The following year, she portrayed Norma Jean in the made-for-TV biographical film Norma Jean & Marilyn. For her performance, she won the Primetime Emmy Award for Outstanding Lead Actress in a Miniseries or a Movie and was nominated for the Golden Globe Award for Best Actress – Miniseries or Television Film.
Around the same time, she also starred in A Time to Kill, a film adaptation of John Grisham’s 1989 novel of the same name, which was both a critical and commercial success, followed by the movie Normal Life. In 1997, she played Dr. Kate McTiernan in Kiss the Girls opposite Morgan Freeman. Despite the film’s negative reviews, it managed to earn more than $60 million on a $27 million budget, making it a commercial success.
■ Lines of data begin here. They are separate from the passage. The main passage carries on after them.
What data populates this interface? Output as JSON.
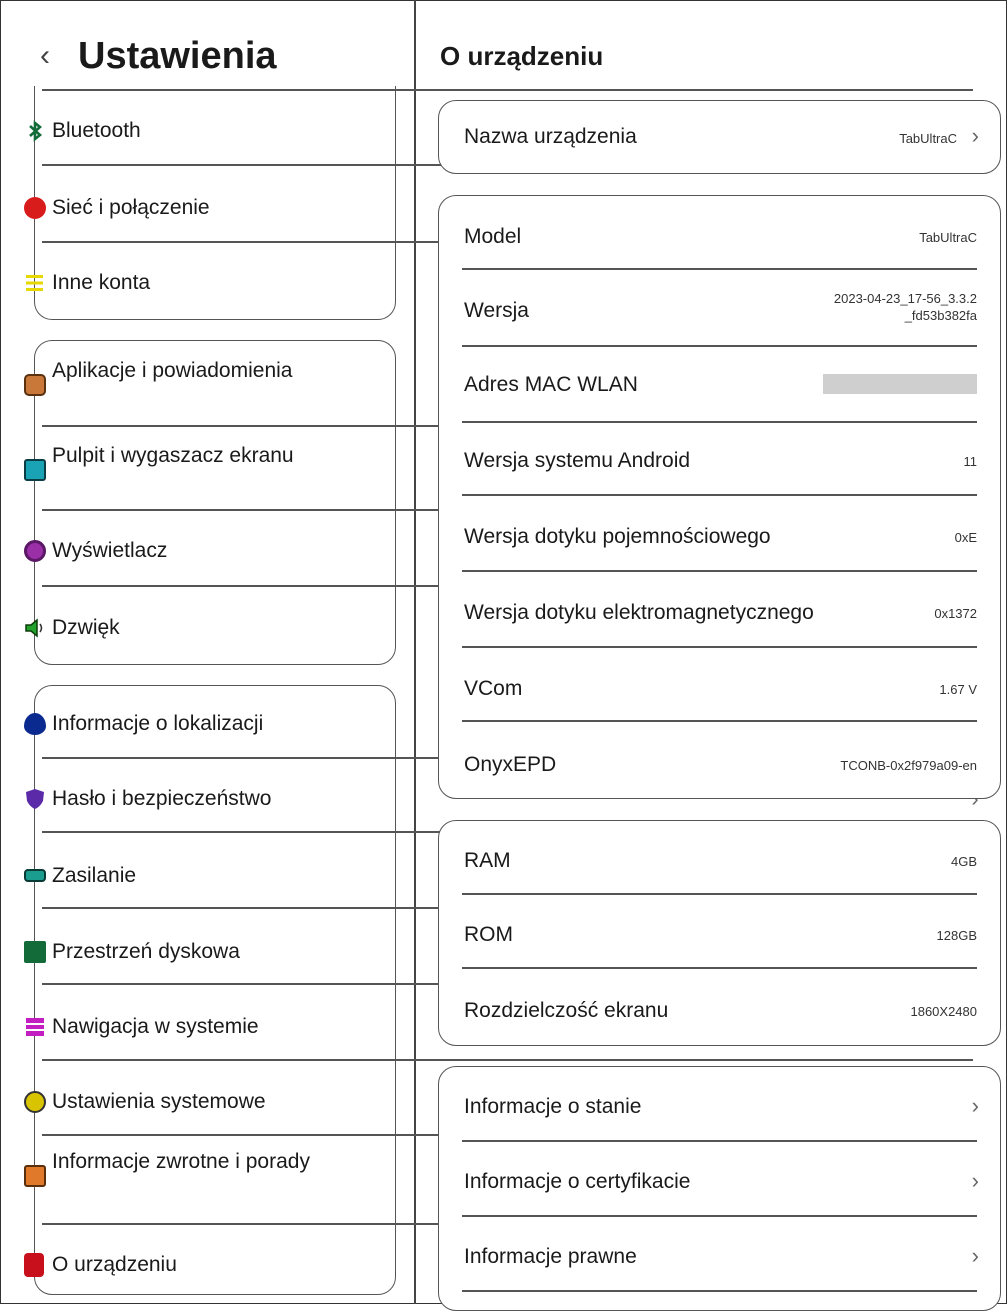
{
  "header": {
    "back_glyph": "‹",
    "title": "Ustawienia"
  },
  "left_menu": [
    {
      "label": "Bluetooth",
      "icon": "bluetooth-icon"
    },
    {
      "label": "Sieć i połączenie",
      "icon": "network-icon",
      "color": "#d81b1b"
    },
    {
      "label": "Inne konta",
      "icon": "accounts-icon",
      "color": "#e6d800"
    },
    {
      "label": "Aplikacje i powiadomienia",
      "icon": "apps-icon",
      "color": "#c9783a"
    },
    {
      "label": "Pulpit i wygaszacz ekranu",
      "icon": "screensaver-icon",
      "color": "#1aa3b5"
    },
    {
      "label": "Wyświetlacz",
      "icon": "display-icon",
      "color": "#9b2fa8"
    },
    {
      "label": "Dzwięk",
      "icon": "sound-icon",
      "color": "#22a22a"
    },
    {
      "label": "Informacje o lokalizacji",
      "icon": "location-icon",
      "color": "#0b2a8f"
    },
    {
      "label": "Hasło i bezpieczeństwo",
      "icon": "security-icon",
      "color": "#5a2aa8"
    },
    {
      "label": "Zasilanie",
      "icon": "battery-icon",
      "color": "#1a9c8f"
    },
    {
      "label": "Przestrzeń dyskowa",
      "icon": "storage-icon",
      "color": "#136b3a"
    },
    {
      "label": "Nawigacja w systemie",
      "icon": "navigation-icon",
      "color": "#c21ec2"
    },
    {
      "label": "Ustawienia systemowe",
      "icon": "system-settings-icon",
      "color": "#d8c400"
    },
    {
      "label": "Informacje zwrotne i porady",
      "icon": "feedback-icon",
      "color": "#e07a2a"
    },
    {
      "label": "O urządzeniu",
      "icon": "device-icon",
      "color": "#c8101c"
    }
  ],
  "chevron": "›",
  "checkmark": "✓",
  "right_title": "O urządzeniu",
  "device_name": {
    "label": "Nazwa urządzenia",
    "value": "TabUltraC"
  },
  "info": [
    {
      "label": "Model",
      "value": "TabUltraC"
    },
    {
      "label": "Wersja",
      "value": "2023-04-23_17-56_3.3.2\n_fd53b382fa"
    },
    {
      "label": "Adres MAC WLAN",
      "value": ""
    },
    {
      "label": "Wersja systemu Android",
      "value": "11"
    },
    {
      "label": "Wersja dotyku pojemnościowego",
      "value": "0xE"
    },
    {
      "label": "Wersja dotyku elektromagnetycznego",
      "value": "0x1372"
    },
    {
      "label": "VCom",
      "value": "1.67 V"
    },
    {
      "label": "OnyxEPD",
      "value": "TCONB-0x2f979a09-en"
    }
  ],
  "hardware": [
    {
      "label": "RAM",
      "value": "4GB"
    },
    {
      "label": "ROM",
      "value": "128GB"
    },
    {
      "label": "Rozdzielczość ekranu",
      "value": "1860X2480"
    }
  ],
  "links": [
    {
      "label": "Informacje o stanie"
    },
    {
      "label": "Informacje o certyfikacie"
    },
    {
      "label": "Informacje prawne"
    }
  ]
}
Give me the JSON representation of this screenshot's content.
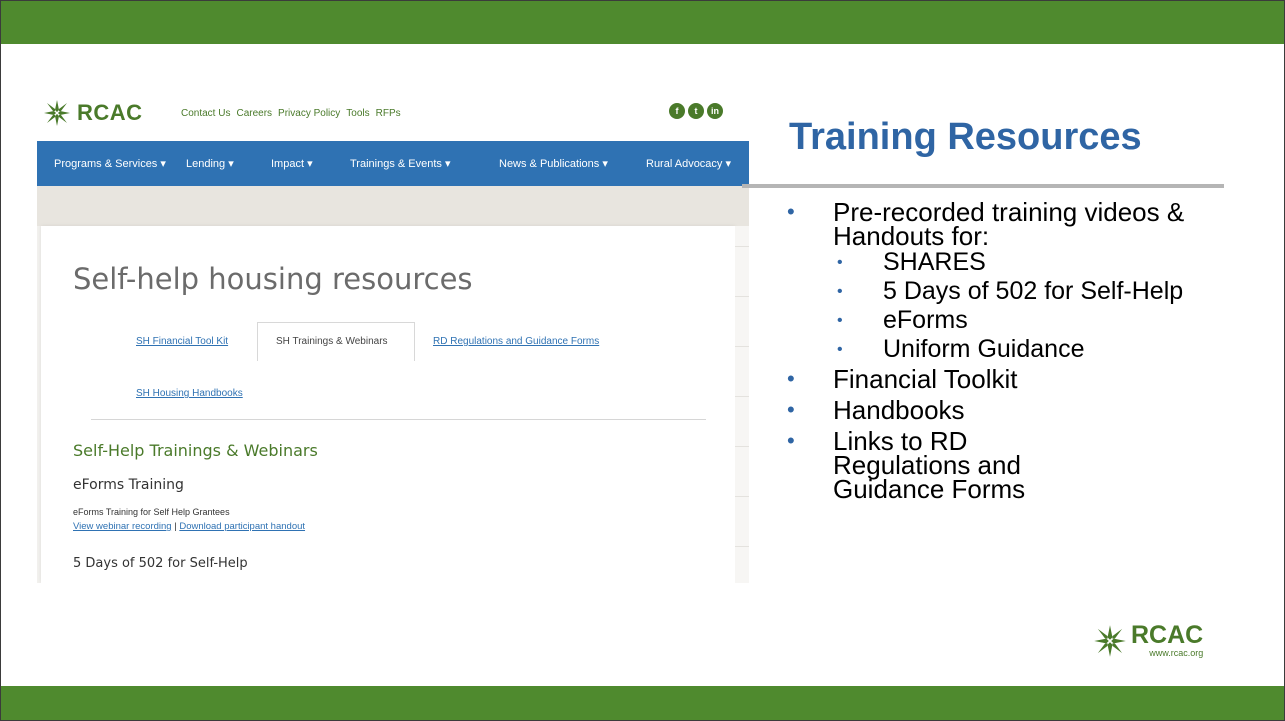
{
  "colors": {
    "band_green": "#4f8a2e",
    "title_blue": "#2f65a4",
    "nav_blue": "#2f72b3",
    "rcac_green": "#4a7a2a"
  },
  "slide": {
    "title": "Training Resources",
    "bullets": {
      "b0": "Pre-recorded training videos & Handouts for:",
      "s0": "SHARES",
      "s1": "5 Days of 502 for Self-Help",
      "s2": "eForms",
      "s3": "Uniform Guidance",
      "b1": "Financial Toolkit",
      "b2": "Handbooks",
      "b3": "Links to RD Regulations and Guidance Forms"
    },
    "bullet_glyph": "•",
    "logo": {
      "text": "RCAC",
      "url": "www.rcac.org"
    }
  },
  "website": {
    "logo_text": "RCAC",
    "top_links": [
      "Contact Us",
      "Careers",
      "Privacy Policy",
      "Tools",
      "RFPs"
    ],
    "social": [
      "f",
      "t",
      "in"
    ],
    "nav": [
      "Programs & Services ▾",
      "Lending ▾",
      "Impact ▾",
      "Trainings & Events ▾",
      "News & Publications ▾",
      "Rural Advocacy ▾"
    ],
    "page_title": "Self-help housing resources",
    "tabs": {
      "financial": "SH Financial Tool Kit",
      "trainings": "SH Trainings & Webinars",
      "rd": "RD Regulations and Guidance Forms",
      "handbooks": "SH Housing Handbooks"
    },
    "section_title": "Self-Help Trainings & Webinars",
    "eforms_title": "eForms Training",
    "eforms_desc": "eForms Training for Self Help Grantees",
    "link_recording": "View webinar recording",
    "link_sep": " | ",
    "link_handout": "Download participant handout",
    "next_title": "5 Days of 502 for Self-Help"
  }
}
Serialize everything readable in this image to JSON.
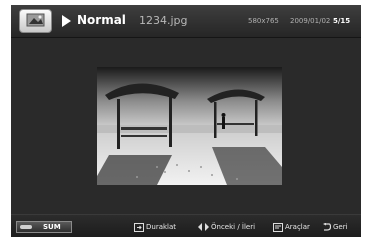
{
  "header": {
    "mode": "Normal",
    "filename": "1234.jpg",
    "resolution": "580x765",
    "date": "2009/01/02",
    "page": "5/15"
  },
  "footer": {
    "sum_label": "SUM",
    "pause_label": "Duraklat",
    "prevnext_label": "Önceki / İleri",
    "tools_label": "Araçlar",
    "back_label": "Geri"
  },
  "icons": [
    "photo-app-icon",
    "play-icon",
    "pause-icon",
    "prev-next-icon",
    "tools-icon",
    "return-icon"
  ]
}
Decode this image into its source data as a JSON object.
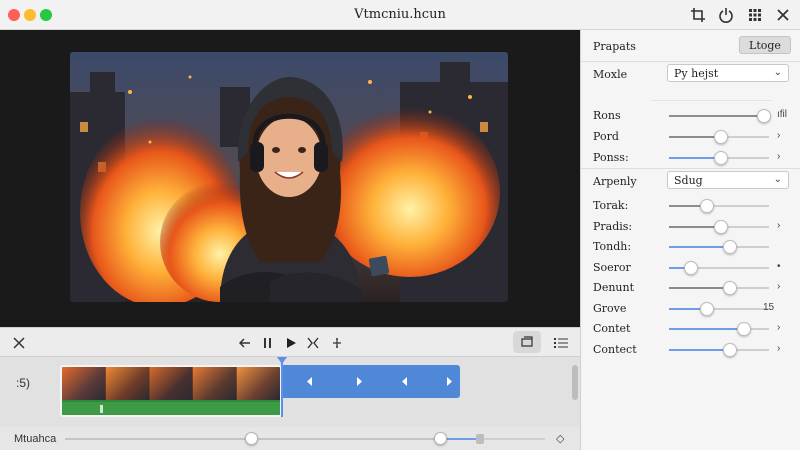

Continued Success and Plastic Surgery Controversies
In the late 1990s, she starred in the motion pictures The Locusts, Simon Birch, Double Jeopardy and Eye of the Beholder. She continued to gain stardom in the early 2000s for roles in such films as Frida, Divine Secrets of the Ya-Ya Sisterhood, High Crimes and De-Lovely, for which she was nominated for a Golden Globe for Best Actress.
In 2012, Judd returned on television when she secured the lead role of Becca Winstone in the short-lived TV series Missing. For her portrayal of Becca, she was nominated for a Primetime Emmy Award for Outstanding Lead Actress in a Miniseries or a Movie.
On the big screen, she has recently starred in 2013’s Olympus Has Fallen, starring alongside Gerard Butler, Aaron Eckhart, and Morgan Freeman. Despite the film’s mixed reception, it was a commercial success earning over $161 million. In 2014, she played Shailene Woodley’s mother in Divergent, which also garnered mixed reviews but was a huge box office success, earning more than $274 million on a $85 million budget.
Judd has been the subject of plastic surgery rumors ever since she was spotted with a puffy face. Since then, various plastic surgery stories circulated on tabloids, claiming that Judd has had something done, particularly Botox, based on her unusually puffy look. After being accused of messing up her face due to bad plastic surgery, the actress finally spoke up and smashed the allegations.
She retorted that her puffy look was caused by a sinus infection, requiring her to take significant doses of steroids. In an article she wrote for The Daily Beast, the actress condemned such rumors, calling them “nasty, gendered and misogynistic”. She went on to say: “That the conversation about my face was initially promulgated largely by women is a sad and disturbing fact.”